Scikit-Learn Models
In addition to message passing neural networks, Chemprop also enables training and predicting with scikit-learn Random Forest and Support Vector Machine models applied to Morgan fingerprints.
Scikit-Learn Train
chemprop.sklearn_train.py contains functions for training scikit-learn
models.
- chemprop.sklearn_train.impute_sklearn(model: RandomForestRegressor | RandomForestClassifier | SVR | SVC, train_data: MoleculeDataset, args: SklearnTrainArgs, logger: Logger | None = None, threshold: float = 0.5) List[float] [source]
Trains a single-task scikit-learn model, meaning a separate model is trained for each task.
This is necessary if some tasks have None (unknown) values.
- Parameters:
model – The scikit-learn model to train.
train_data – The training data.
args – A
SklearnTrainArgs
object containing arguments for training the scikit-learn model.logger – A logger to record output.
theshold – Threshold for classification tasks.
- Returns:
A list of list of target values.
- chemprop.sklearn_train.multi_task_sklearn(model: RandomForestRegressor | RandomForestClassifier | SVR | SVC, train_data: MoleculeDataset, test_data: MoleculeDataset, metrics: List[str], args: SklearnTrainArgs, logger: Logger | None = None) Dict[str, List[float]] [source]
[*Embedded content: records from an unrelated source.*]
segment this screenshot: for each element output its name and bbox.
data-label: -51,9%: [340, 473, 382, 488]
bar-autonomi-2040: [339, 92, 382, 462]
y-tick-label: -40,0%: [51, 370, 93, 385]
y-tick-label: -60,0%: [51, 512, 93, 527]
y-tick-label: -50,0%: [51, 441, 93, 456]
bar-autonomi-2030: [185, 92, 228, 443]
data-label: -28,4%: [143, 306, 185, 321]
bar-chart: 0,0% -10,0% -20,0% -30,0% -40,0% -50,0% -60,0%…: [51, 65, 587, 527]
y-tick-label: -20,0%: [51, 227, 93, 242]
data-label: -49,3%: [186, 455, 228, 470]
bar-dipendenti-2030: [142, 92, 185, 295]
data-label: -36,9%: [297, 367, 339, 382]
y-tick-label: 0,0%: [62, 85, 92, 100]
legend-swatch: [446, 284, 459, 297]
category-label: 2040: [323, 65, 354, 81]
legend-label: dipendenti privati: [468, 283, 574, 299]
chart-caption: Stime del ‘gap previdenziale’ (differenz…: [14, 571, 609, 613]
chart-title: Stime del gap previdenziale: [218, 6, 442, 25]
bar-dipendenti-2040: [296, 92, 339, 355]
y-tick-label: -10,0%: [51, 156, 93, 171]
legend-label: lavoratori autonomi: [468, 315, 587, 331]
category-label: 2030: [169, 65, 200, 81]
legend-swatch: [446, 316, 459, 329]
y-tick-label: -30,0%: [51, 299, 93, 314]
Trains a multi-task scikit-learn model, meaning one model is trained simultaneously on all tasks.
This is only possible if none of the tasks have None (unknown) values.
- Parameters:
model – The scikit-learn model to train.
train_data – The training data.
test_data – The test data.
metrics – A list of names of metric functions.
args – A
SklearnTrainArgs
object containing arguments for training the scikit-learn model.logger – A logger to record output.
- Returns:
A dictionary mapping each metric in
metrics
to a list of values for each task.
- chemprop.sklearn_train.predict(model: RandomForestRegressor | RandomForestClassifier | SVR | SVC, model_type: str, dataset_type: str, features: List[ndarray]) List[List[float]] [source]
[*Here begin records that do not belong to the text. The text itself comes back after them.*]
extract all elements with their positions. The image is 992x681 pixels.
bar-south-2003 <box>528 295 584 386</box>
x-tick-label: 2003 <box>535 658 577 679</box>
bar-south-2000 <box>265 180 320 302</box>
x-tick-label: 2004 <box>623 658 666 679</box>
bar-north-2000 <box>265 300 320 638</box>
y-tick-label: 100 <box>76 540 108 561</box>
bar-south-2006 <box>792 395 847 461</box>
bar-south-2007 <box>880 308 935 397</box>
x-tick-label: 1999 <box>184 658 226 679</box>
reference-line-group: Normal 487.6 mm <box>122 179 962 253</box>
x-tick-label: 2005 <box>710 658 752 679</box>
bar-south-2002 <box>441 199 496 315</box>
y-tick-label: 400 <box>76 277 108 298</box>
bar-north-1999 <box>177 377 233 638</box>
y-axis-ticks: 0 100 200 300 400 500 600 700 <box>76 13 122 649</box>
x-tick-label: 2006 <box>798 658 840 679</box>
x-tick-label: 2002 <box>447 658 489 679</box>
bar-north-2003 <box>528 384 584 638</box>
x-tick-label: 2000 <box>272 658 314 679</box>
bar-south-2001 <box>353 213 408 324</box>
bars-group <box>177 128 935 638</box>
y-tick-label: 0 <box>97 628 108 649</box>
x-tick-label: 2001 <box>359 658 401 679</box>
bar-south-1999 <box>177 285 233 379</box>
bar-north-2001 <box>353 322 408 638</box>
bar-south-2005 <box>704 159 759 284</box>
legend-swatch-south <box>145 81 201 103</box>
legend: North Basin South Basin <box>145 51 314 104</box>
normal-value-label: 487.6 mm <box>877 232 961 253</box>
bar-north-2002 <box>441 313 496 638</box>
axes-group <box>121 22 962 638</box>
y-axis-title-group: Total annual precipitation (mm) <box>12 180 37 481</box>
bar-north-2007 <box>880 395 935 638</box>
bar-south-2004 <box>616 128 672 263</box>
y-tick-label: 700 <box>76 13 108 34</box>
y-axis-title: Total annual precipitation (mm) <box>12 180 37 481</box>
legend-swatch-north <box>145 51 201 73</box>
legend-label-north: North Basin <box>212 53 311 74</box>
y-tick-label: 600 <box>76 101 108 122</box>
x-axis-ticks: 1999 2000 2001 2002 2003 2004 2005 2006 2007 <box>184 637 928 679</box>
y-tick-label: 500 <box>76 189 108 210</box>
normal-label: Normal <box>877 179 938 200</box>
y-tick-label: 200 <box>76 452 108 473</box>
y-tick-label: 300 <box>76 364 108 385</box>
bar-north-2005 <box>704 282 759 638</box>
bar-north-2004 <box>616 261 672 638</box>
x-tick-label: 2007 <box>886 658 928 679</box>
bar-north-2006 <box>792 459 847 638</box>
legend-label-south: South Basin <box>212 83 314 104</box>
Predicts using a scikit-learn model.
- Parameters:
model – The trained scikit-learn model to make predictions with.
model_type – The type of model.
dataset_type – The type of dataset.
features – The data features used as input for the model.
- Returns:
A list of lists of floats containing the predicted values.
- chemprop.sklearn_train.run_sklearn(args: SklearnTrainArgs, data: MoleculeDataset, logger: Logger | None = None) Dict[str, List[float]] [source]
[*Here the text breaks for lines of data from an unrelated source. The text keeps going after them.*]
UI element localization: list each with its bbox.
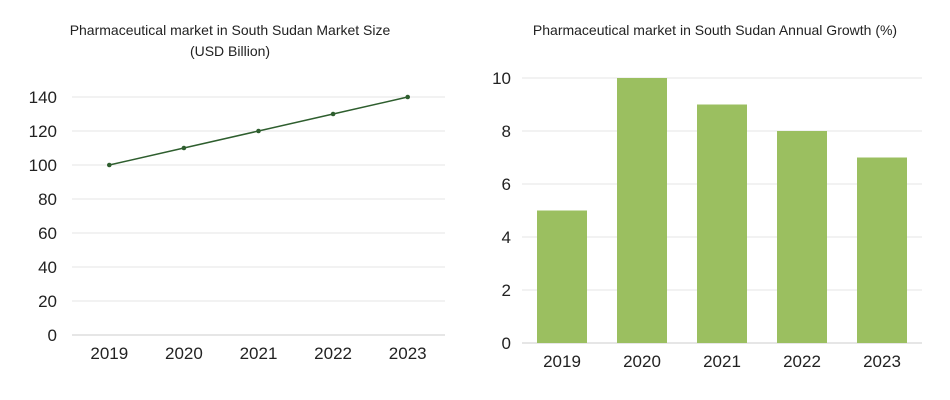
market-size-y-tick-label: 80 (38, 190, 57, 209)
market-size-subtitle: (USD Billion) (189, 43, 271, 59)
market-size-data-point (405, 94, 411, 100)
annual-growth-x-tick-label: 2022 (783, 352, 821, 371)
annual-growth-x-tick-label: 2021 (703, 352, 741, 371)
market-size-y-tick-label: 120 (29, 122, 57, 141)
annual-growth-bar-chart: 0 2 4 6 8 10 2019 2020 2021 2022 2023 (492, 69, 922, 371)
annual-growth-x-tick-label: 2019 (543, 352, 581, 371)
annual-growth-y-tick-label: 10 (492, 69, 511, 88)
annual-growth-bar (777, 131, 827, 343)
market-size-line-chart: 0 20 40 60 80 100 120 140 2019 2020 2021 2022 2023 (29, 88, 445, 363)
annual-growth-y-tick-label: 6 (502, 175, 511, 194)
annual-growth-bar (857, 157, 907, 343)
market-size-y-tick-label: 20 (38, 292, 57, 311)
market-size-x-tick-label: 2023 (389, 344, 427, 363)
annual-growth-bar (697, 104, 747, 343)
market-size-data-point (107, 162, 112, 168)
market-size-chart-title: Pharmaceutical market in South Sudan Mar… (20, 20, 440, 62)
annual-growth-y-tick-label: 2 (502, 281, 511, 300)
annual-growth-title: Pharmaceutical market in South Sudan Ann… (532, 22, 898, 38)
market-size-y-tick-label: 100 (29, 156, 57, 175)
annual-growth-y-tick-label: 8 (502, 122, 511, 141)
annual-growth-bar (617, 78, 667, 343)
market-size-data-point (181, 145, 187, 151)
market-size-y-tick-label: 60 (38, 224, 57, 243)
market-size-title: Pharmaceutical market in South Sudan Mar… (69, 22, 391, 38)
annual-growth-chart-title: Pharmaceutical market in South Sudan Ann… (490, 20, 940, 41)
market-size-x-tick-label: 2022 (314, 344, 352, 363)
market-size-x-tick-label: 2021 (240, 344, 278, 363)
market-size-x-tick-label: 2020 (165, 344, 203, 363)
market-size-y-tick-label: 140 (29, 88, 57, 107)
market-size-data-point (256, 128, 261, 134)
annual-growth-x-tick-label: 2023 (863, 352, 901, 371)
market-size-y-tick-label: 0 (48, 326, 57, 345)
annual-growth-x-tick-label: 2020 (623, 352, 661, 371)
annual-growth-y-tick-label: 4 (502, 228, 511, 247)
market-size-x-tick-label: 2019 (90, 344, 128, 363)
annual-growth-bar (537, 210, 587, 343)
annual-growth-y-tick-label: 0 (502, 334, 511, 353)
market-size-data-point (330, 111, 336, 117)
market-size-y-tick-label: 40 (38, 258, 57, 277)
Loads data, trains a scikit-learn model, and returns test scores for the model checkpoint with the highest validation score.
- Parameters:
args – A
SklearnTrainArgs
object containing arguments for loading data and training the scikit-learn model.data – A
MoleculeDataset
containing the data.logger – A logger to record output.
- Returns:
A dictionary mapping each metric in
metrics
to a list of values for each task.
- chemprop.sklearn_train.single_task_sklearn(model: RandomForestRegressor | RandomForestClassifier | SVR | SVC, train_data: MoleculeDataset, test_data: MoleculeDataset, metrics: List[str], args: SklearnTrainArgs, logger: Logger | None = None) List[float] [source]
Trains a single-task scikit-learn model, meaning a separate model is trained for each task.
This is necessary if some tasks have None (unknown) values.
- Parameters:
model – The scikit-learn model to train.
train_data – The training data.
test_data – The test data.
metrics – A list of names of metric functions.
args – A
SklearnTrainArgs
object containing arguments for training the scikit-learn model.logger – A logger to record output.
- Returns:
A dictionary mapping each metric in
metrics
to a list of values for each task.
Scikit-Learn Predict
chemprop.sklearn_predict.py contains functions for training scikit-learn
models.
- chemprop.sklearn_predict.predict_sklearn(args: SklearnPredictArgs) None [source]
Loads data and a trained scikit-learn model and uses the model to make predictions on the data.
- Parameters:
args – A
SklearnPredictArgs
object containing arguments for loading data, loading a trained scikit-learn model, and making predictions with the model.